Where does that leave us? Whether neoliberalism’s death is impending, ongoing, or already behind us, no political party can succeed by clinging to the frayed threads of a disintegrating rope. Factions from across the ideological spectrum have emerged in the last decade-plus to reject neoliberalism. Yet it’s entirely unclear that either party is truly ready to move beyond it. Republicans energetically reject the cosmopolitanism in favor of the kind of ethno-nationalism embodied in Brexit, Narendra Modi’s India, Viktor Orbán’s Hungary, and all the rest. But they remain tied to the anti-government, market-worshipping approaches of their partisan forefathers, while Democrats continue to embrace all aspects of neoliberalism, at least for now.

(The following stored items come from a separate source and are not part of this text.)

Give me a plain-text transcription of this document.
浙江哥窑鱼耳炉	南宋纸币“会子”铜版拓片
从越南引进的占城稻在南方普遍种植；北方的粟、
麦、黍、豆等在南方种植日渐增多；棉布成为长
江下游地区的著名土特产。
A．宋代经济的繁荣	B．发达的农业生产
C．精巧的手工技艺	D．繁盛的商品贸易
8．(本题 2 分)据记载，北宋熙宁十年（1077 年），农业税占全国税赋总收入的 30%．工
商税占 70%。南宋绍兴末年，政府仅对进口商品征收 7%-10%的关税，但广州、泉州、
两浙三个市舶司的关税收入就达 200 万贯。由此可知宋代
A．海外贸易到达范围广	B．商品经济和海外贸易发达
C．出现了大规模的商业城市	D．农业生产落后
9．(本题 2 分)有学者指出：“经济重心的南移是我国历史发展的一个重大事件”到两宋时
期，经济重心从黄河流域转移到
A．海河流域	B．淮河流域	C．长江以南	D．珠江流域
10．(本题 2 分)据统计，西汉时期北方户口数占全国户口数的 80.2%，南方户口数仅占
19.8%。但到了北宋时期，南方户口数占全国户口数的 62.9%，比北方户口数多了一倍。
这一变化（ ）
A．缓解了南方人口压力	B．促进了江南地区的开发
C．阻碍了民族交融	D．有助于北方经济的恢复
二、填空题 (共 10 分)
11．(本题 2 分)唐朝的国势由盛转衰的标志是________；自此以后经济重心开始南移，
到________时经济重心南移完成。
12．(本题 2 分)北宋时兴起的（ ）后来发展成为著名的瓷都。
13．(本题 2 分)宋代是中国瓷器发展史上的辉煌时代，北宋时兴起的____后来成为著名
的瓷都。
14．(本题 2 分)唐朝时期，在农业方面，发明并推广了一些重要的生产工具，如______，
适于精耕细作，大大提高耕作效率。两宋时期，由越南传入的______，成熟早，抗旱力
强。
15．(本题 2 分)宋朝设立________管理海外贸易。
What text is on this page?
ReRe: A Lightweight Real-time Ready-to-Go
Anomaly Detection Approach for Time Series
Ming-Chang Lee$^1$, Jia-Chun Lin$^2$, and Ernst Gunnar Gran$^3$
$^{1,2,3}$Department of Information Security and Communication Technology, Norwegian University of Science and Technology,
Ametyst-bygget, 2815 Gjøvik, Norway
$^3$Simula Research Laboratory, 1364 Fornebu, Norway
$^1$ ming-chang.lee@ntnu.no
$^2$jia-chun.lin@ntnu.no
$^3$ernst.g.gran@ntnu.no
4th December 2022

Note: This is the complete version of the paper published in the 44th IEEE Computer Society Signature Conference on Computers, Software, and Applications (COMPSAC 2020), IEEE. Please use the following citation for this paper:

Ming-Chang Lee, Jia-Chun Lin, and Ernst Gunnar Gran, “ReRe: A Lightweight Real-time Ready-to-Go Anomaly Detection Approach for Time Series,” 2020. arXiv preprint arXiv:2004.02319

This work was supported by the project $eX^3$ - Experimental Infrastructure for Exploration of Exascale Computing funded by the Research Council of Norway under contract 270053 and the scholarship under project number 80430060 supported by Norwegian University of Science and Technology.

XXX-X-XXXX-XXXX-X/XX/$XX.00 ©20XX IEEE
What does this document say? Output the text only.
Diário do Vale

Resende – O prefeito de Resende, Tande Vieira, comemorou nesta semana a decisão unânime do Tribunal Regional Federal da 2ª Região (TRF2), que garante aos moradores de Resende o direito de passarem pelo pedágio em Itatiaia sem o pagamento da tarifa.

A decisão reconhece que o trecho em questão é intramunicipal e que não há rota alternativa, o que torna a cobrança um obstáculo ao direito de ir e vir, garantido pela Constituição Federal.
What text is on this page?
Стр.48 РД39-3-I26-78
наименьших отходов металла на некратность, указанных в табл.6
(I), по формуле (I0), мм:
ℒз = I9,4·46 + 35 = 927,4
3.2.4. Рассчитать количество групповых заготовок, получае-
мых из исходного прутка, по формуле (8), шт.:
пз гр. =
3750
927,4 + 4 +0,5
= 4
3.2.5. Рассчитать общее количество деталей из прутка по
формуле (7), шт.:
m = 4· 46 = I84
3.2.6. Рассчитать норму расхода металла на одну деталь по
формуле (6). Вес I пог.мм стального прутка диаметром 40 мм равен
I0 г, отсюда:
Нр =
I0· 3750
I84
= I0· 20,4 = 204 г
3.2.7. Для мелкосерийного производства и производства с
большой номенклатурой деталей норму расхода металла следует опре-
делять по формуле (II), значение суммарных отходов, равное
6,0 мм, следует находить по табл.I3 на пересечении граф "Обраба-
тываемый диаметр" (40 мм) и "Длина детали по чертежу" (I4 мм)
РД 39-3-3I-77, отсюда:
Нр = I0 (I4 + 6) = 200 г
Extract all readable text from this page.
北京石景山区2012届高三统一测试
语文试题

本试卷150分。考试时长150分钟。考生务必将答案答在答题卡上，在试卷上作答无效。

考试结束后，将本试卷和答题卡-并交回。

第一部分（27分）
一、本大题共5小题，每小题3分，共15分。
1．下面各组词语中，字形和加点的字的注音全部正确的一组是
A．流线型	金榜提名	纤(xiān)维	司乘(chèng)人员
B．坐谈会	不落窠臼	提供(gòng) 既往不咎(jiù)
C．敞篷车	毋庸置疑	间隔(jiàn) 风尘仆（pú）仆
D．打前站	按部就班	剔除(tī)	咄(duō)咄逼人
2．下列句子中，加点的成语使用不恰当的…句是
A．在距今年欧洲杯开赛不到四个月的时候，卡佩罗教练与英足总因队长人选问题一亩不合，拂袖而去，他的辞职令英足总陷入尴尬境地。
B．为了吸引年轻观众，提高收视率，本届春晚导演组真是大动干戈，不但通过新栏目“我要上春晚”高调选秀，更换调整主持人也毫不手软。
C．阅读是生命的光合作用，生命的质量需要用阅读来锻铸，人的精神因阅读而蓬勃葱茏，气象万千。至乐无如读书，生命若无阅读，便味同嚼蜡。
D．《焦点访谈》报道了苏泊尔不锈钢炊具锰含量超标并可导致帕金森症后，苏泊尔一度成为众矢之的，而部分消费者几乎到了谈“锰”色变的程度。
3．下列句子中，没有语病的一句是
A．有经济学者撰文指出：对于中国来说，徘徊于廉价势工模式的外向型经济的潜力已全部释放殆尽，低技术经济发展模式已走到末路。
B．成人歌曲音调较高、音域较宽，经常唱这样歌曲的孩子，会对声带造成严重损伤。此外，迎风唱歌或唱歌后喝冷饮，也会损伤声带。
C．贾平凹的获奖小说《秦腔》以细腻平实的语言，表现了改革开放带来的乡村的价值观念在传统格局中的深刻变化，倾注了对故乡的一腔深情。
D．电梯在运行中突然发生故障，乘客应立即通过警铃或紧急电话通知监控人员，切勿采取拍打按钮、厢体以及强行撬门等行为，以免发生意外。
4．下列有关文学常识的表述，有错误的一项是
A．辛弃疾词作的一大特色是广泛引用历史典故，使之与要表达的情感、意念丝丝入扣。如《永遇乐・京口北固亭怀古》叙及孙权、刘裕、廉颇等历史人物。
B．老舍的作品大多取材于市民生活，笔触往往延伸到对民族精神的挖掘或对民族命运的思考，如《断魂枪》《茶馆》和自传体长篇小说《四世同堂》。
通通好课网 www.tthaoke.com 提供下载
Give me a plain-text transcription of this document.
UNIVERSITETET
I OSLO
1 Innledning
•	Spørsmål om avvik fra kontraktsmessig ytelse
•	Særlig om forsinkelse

The next decade will resolve this dilemma, as clinging to neoliberalism becomes electorally untenable. Center-left liberal parties will have to figure out what they are and what they believe in its stead, while the right will continue backsliding into managed democracy even as many of its supporters claim to believe in small government and free markets. It will feel as if we are living through an era of uncertainty and change, because we will be. What emerges on the other side remains to be seen, but the longer the Democrats retain their commitment to Clinton- and Obama-era politics, the worse the outcome is likely to be. The time to figure out how to present an appealing alternative to the ascendant anti-democratic right without falling back on the failed ideas of neoliberalism is not now; it was yesterday.